The Bob Baffert-trained star won Flat racing's highest honor ahead of Australian mare Winx, which is on a 22-race winning streak.
Arrogate, owned by the Juddmonte Farms operation, backed up his victory in the 2016 Breeders' Cup Classic by winning the record $7 million first prize in the inaugural Pegasus World Cup in January 2017, beating arch-rival California Chrome for the second straight race in their final duel.
He then went on to clinch the Dubai World Cup in March after recovering from a slow start, completing a run of seven straight wins and becoming the highest-earning racehorse ever.
"I still can't believe it after watching that, I've seen that replay over and over," said Baffert of Arrogate's victory in Dubai. "I think that race was his drop the mic race."
"These horses bring so much joy. It's a lot of work but we have a great staff. I just appreciate being here. When we came with American Pharaoh [at the 2015 awards] we said we wouldn't be here again but to come here and see everybody here -- it's a great event."
The Mike Smith-ridden Arrogate was fourth and second in its next two starts before finishing its career with a joint fifth alongside Gunnevera in November's Breeders' Cup Classic behind winner Gun Runner.

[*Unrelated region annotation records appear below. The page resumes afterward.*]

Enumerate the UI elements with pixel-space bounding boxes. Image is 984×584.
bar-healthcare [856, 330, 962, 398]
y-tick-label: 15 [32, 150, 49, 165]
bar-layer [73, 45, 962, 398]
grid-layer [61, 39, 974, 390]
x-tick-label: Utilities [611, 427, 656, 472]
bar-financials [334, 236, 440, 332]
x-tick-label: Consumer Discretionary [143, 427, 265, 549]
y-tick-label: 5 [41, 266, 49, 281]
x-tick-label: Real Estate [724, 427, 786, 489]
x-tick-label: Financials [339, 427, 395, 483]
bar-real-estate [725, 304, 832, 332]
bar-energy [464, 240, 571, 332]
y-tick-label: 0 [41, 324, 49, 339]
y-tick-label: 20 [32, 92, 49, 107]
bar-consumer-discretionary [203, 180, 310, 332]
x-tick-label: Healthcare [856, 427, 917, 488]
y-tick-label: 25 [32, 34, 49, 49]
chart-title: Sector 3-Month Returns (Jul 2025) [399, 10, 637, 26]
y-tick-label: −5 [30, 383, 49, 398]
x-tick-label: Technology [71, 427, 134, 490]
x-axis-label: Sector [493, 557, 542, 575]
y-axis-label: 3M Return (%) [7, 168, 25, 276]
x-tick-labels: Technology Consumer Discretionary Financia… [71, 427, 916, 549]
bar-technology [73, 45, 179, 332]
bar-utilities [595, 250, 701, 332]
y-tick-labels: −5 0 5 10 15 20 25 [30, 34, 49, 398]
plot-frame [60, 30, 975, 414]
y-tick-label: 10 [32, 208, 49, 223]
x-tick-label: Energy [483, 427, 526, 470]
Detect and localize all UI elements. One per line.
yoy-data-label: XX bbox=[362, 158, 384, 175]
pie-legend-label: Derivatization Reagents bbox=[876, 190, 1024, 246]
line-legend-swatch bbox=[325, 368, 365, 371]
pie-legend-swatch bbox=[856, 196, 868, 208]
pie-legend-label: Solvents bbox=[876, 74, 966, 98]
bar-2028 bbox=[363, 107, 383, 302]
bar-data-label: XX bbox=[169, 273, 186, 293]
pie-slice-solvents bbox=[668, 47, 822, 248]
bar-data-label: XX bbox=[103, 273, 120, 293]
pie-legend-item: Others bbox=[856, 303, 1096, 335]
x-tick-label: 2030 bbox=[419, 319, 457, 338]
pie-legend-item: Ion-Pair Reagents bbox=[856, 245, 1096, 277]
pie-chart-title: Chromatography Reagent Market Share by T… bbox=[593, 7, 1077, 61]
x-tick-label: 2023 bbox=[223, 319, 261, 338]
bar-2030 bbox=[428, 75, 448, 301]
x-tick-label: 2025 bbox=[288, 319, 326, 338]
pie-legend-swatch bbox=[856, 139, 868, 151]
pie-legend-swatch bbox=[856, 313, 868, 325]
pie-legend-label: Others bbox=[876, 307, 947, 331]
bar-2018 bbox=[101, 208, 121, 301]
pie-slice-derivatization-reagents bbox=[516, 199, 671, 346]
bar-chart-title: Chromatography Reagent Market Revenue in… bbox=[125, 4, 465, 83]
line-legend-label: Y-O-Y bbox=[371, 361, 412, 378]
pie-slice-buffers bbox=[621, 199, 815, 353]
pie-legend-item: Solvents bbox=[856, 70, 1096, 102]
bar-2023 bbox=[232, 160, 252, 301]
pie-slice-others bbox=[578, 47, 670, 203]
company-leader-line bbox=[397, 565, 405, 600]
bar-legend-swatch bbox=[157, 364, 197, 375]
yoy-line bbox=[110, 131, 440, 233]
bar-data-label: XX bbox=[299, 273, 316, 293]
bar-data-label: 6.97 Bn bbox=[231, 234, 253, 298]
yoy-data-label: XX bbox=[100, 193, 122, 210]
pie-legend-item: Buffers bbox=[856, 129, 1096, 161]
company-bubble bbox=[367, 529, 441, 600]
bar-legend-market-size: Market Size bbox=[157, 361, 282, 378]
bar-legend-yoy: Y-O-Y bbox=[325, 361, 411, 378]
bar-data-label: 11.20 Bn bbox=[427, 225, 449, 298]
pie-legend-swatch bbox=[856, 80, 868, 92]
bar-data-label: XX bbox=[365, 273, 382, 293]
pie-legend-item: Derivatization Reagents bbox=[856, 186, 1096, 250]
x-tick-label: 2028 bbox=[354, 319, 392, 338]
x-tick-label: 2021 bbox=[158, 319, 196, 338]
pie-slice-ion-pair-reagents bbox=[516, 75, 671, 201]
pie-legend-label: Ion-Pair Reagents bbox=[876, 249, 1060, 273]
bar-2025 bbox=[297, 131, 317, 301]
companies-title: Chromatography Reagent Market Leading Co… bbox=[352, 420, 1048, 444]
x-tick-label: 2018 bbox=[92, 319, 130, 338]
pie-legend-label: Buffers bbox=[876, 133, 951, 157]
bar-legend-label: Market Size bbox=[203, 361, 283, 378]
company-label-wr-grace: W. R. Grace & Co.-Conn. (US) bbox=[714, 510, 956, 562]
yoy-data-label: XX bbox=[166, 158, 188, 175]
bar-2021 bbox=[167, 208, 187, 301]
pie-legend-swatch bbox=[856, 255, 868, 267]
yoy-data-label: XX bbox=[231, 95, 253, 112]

Arrogate has now taken up residence at Juddmonte Farms' stud in Kentucky where his career as a stallion will begin in February.
Winx, which was third in the awards last year, won nine times in 2017 and is Australia's highest earning horse ever.
Joint third in the this year's awards were Gun Runner and British colt Cracksman, winner of October's Champions Stakes.
The rankings are determined by international handicappers in relation to the performance of horses in elite races across the globe.
The Qatar Prix de l'Arc de Triomphe, Europe's richest race with a purse of five million euros ($6.1M), claimed the title of Longines World's Best Horse Race.
The Paris classic has been staged at Chantilly for the last two years while its traditional home Longchamp underwent a €130 million ($145 million) revamp.